Thankfully, I keep a few hundred folders of random sports photos on my computer to cover up my incredible collection of adult anime stills, and I figured that we could clear a few of them out with this new weekly feature, the Wednesday Wild Card. Today we’ll pay a visit to New England Patriots quarterback Tom Brady and see what he did to prepare for his loss to the New York Giants, while David Beckham signs some autographs, Kim Kardashian and Matt Millen cry, and the World Series of Poker pays out again.
Please hold your applause until the end.
I, for one, am appalled that she wore jean shorts while golfing.
Tom Brady took a bike ride with his family before Sunday’s game against the New York Giants. It’s nice that his dog is as coddled as he is.
Does it ever suck to be David Beckham?
Surfer Garrett McNamara reportedly recently rode a record-breaking 90-foot wave near Portugal during the ZON North Canyon Project 2011, whatever that is. Question: after you ride a wave like that, do you have to go out and find the girls you will be sleeping with or are they automatically sent to you?
Kim Kardashian spent a few days in Minnesota trying to make it look like she was reconciling with her husband, Kris Humphries. But now her
mom PR team announced that the divorce is real and she’s devastated. The good news is that she started filming for Tyler Perry’s upcoming cash cow, The Marriage Counselor, and all of his fans are going to boycott the film because of her. This is all going great.
Linda Hogan, that old woman who took all of Hulk Hogan’s money in a divorce and then wrote a book that accused him of being gay, has broken up with her 20-something-year-old boyfriend, whose name I will never learn. So if you’re looking for a single woman with a boatload of cash and a Florida lifestyle, then look no further.
Chelsea goalie Petr Cech fractured his skull a few years back, causing him to have to wear a helmet while he plays. This past weekend he broke his nose against Blackburn so now he has to wear the above mask in addition to the helmet. In between games, he will be locked in the Tower of London.

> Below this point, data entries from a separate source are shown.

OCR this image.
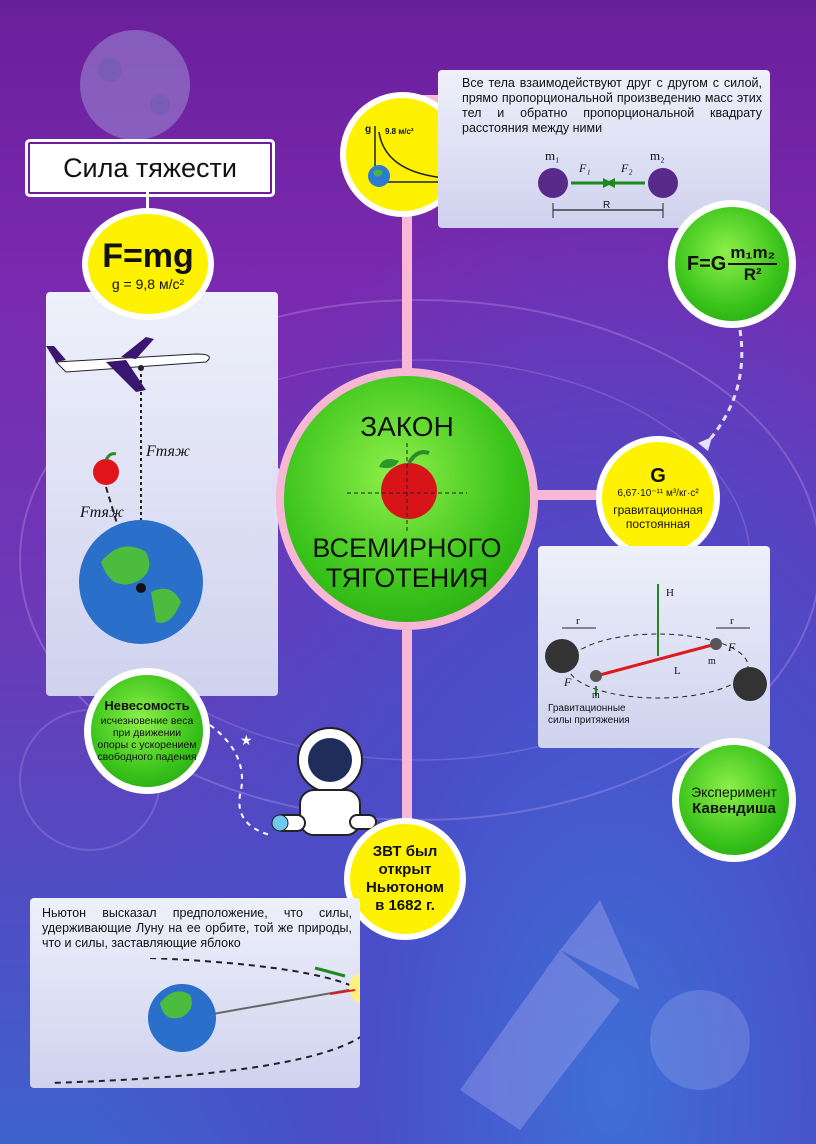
g 9.8 м/с²
Все тела взаимодействуют друг с другом с силой, прямо пропорциональной произведению масс этих тел и обратно пропорциональной квадрату расстояния между ними
m₁	m₂
F₁	F₂
R
Сила тяжести
Fтяж
Fтяж
F=mg
g = 9,8 м/с²
ЗАКОН
ВСЕМИРНОГО
ТЯГОТЕНИЯ
$F=G \frac{\text{m₁m₂}}{\text{R²}}$
G
6,67·10⁻¹¹ м³/кг·с²
гравитационная
постоянная
H
L
r	r
m
m
F
F
Гравитационные
силы притяжения
Эксперимент
Кавендиша
Невесомость
исчезновение веса при движении опоры с ускорением свободного падения
★
ЗВТ был
открыт
Ньютоном
в 1682 г.
Ньютон высказал предположение, что силы, удерживающие Луну на ее орбите, той же природы, что и силы, заставляющие яблоко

If there’s one bright ray of comedic sunshine coming from this Penn State scandal, it’s Matt Millen crying on SportsCenter when talking about Jerry Sandusky, his former coach. I can never feel sympathy for Millen, nor can I ever take him seriously as a football analyst.
Also, he’s Jewish.
Also also, he’ll squat on your face.
Charlie Sheen is currently filming A Glimpse Inside the Mind of Charles Swann III, and I guess he gets to pretend that he’s a baseball player in it. I assume this means he called Brian Wilson over for another hooker party.

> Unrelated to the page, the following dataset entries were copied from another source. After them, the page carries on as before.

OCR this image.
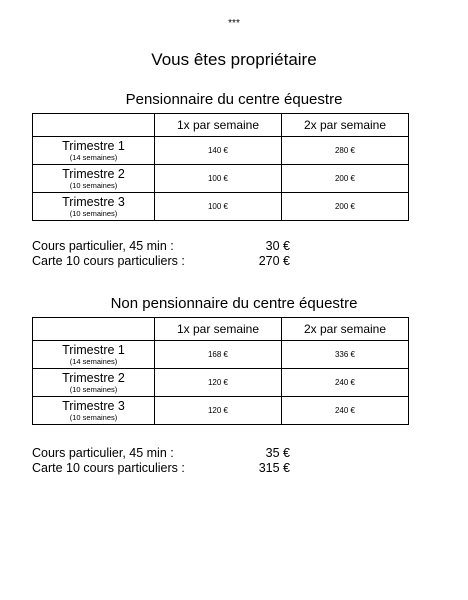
***
Vous êtes propriétaire
Pensionnaire du centre équestre
	1x par semaine	2x par semaine

Trimestre 1
(14 semaines)	140 €	280 €

Trimestre 2
(10 semaines)	100 €	200 €

Trimestre 3
(10 semaines)	100 €	200 €
Cours particulier, 45 min :	30 €
Carte 10 cours particuliers :	270 €
Non pensionnaire du centre équestre
	1x par semaine	2x par semaine

Trimestre 1
(14 semaines)	168 €	336 €

Trimestre 2
(10 semaines)	120 €	240 €

Trimestre 3
(10 semaines)	120 €	240 €
Cours particulier, 45 min :	35 €
Carte 10 cours particuliers :	315 €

I was told these women are Brazilian. Step it up, Brazil. You’re slacking.
Aside from Kaninhop, the Wife Carrying Championship is probably my favorite event of the year and I completely missed it this year.
Germany’s Pius Heinz defeated the Czech Republic’s Martin Staszko to win the $8.7 million top prize at this year’s World Series of Poker. Heinz said that he was ready to quit poker to attend college before winning the main tournament. He may be German, but his story is truly American.